Par les notions qu’on avoit conferrées de la danse des anciens, & par les idées que fit naître la belle fête de Bergonce Botta, ce genre de spectacle parut susceptible de la plus heureuse variété.

Il pouvoit être la représentation des choses naturelles ou merveilleuses, puisque la danse en devoit être le fond, & qu’elle peut aisément peindre les unes & les autres. Il n’existoit rien par conséquent dans la nature, & l’imagination brillante des poëtes ne pouvoit rien inventer qui ne fut de son ressort. Ainsi, après avoir décidé le genre, on le divisa en ballets historiques, fabuleux & poétiques.

Les premiers furent la représentation des sujets connus dans l’histoire, comme le siège de Troye, les batailles d’Alexandre, la conjuration de Cinna.

Les sujets de la fable, tels que le jugement de Pâris, les noces de Pélée, la naissance de Venus, furent la matière des seconds.

Les poétiques, qui devoient nécessairement paroître les plus ingénieux, tenoient pour la plupart du fonds des deux autres. On exprima par les uns, des choses purement naturelles, comme la nuit, les saisons, les âges. Il y en eut qui renfermoient un sens moral sous une allégorie délicate. Tels étoient les ballets des proverbes, des plaisirs troublés, de la curiosité. On en fit de pur caprice. De ce nombre étoit le ballet des Postures & celui de Bicestre. Quelques autres ne furent que les expressions naïves, de certains événemens communs, ou de choses ordinaires qu’on crut susceptibles de plaisanterie & de gaieté ; comme les ballets des cris de Paris, des passe-temps du carnaval.
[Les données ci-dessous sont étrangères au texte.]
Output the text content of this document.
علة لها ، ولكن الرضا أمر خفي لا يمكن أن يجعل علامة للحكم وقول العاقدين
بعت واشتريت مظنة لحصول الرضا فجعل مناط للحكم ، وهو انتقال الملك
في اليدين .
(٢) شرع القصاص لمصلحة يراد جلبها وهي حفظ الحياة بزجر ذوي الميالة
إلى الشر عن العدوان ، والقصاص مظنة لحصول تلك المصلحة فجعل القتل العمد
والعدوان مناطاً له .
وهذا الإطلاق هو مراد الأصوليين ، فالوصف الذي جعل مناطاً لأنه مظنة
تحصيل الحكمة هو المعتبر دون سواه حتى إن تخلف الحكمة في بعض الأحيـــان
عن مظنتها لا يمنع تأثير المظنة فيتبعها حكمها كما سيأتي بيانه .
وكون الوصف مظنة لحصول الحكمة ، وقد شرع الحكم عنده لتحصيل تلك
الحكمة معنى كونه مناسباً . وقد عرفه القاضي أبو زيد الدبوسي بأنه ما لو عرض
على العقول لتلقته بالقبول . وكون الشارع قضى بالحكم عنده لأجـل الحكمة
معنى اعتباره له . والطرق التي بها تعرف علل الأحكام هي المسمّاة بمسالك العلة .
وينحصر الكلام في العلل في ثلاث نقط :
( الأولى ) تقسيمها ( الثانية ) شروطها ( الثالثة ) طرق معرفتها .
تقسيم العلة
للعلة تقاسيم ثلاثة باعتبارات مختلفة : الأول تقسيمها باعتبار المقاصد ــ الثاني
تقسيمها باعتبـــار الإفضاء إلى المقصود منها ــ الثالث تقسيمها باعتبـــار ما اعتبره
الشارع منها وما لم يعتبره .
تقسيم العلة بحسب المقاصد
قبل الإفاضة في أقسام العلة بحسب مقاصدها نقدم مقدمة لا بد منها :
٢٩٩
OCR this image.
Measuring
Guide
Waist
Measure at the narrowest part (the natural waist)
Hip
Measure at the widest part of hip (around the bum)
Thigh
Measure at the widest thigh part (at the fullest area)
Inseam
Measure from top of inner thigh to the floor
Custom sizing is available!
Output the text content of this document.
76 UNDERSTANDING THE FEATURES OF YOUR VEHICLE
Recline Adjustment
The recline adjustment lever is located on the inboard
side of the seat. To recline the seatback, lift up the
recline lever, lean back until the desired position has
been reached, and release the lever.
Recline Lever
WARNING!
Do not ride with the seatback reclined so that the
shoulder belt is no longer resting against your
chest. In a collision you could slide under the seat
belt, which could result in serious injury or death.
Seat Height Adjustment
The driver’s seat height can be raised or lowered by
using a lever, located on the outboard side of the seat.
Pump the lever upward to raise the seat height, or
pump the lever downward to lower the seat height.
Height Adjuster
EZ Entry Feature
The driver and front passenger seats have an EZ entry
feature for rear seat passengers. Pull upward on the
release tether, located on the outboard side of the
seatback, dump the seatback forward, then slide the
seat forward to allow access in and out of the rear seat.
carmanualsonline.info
La division ordinaire de toutes ces compositions étoit en cinq actes. Chaque acte étoit composé de trois, six, neuf & quelquefois de douze entrées.

On appelloit entrée un ou plusieurs quadrilles de danseurs qui, par leurs pas, leurs gestes, leurs attitudes, représentoient la partie de l’action générale dont ils étoient chargés.

On entendoit par quadrille, non-seulement quatre, mais six, huit & jusqu’à douze danseurs vêtus uniformément, ou même de caractères différens, qui formoient des troupes particulières, lesquelles le succédoient, & faisoient ainsi succéder le cours de l’action. Il n’est point de genre de danse, de sorte d’instrument, de caractère de symphonie qu’on n’ait eu l’adresse de faire entrer dans cette grande composition.

Les anciens, qu’un goût exercé guidoit toujours dans leurs spectacles, avoient eu une attention singulière à employer des symphonies & des instruments différents à mesure qu’ils introduisoient dans leurs danses des caractères nouveaux ; ils s’appliquoient avec un soin extrême, en scène. Sans cette précaution, cette partie auroit été toujours défectueuse. A leur exemple, dans les ballets exécutés dans les cours d’Europe, on enrichit l’orchestre de touts les divers instruments. Leur variété, leur harmonie, leurs sons particuliers paroissoient ainsi changer la scène, & donner à chacun des danseurs la physionomie du personnage qu’il devoit représenter.

Pour faire naitre, entretenir, accroître l’illusion théâtrale, on eut recours à l’art des machines. Le ballet étoit fondé sur le merveilleux. Les choses les plus extraordinaires, les prodiges éclatants, les descentes des Dieux, le cours des fleuves, le mouvement des flots de la mer, toutes les merveilles de la fable fournissoient les sujets de ces spectacles. Pour les rendre vraisemblables & pour donner un charme nouveau à leur représentation, l’art devoit venir au secours de la nature ; & on trouva, dans les forces mouvantes, dans la peinture, dans la menuiserie, dans la sculpture, &c., touts les moyens d’étonner, de séduire & d’exciter la curiosité.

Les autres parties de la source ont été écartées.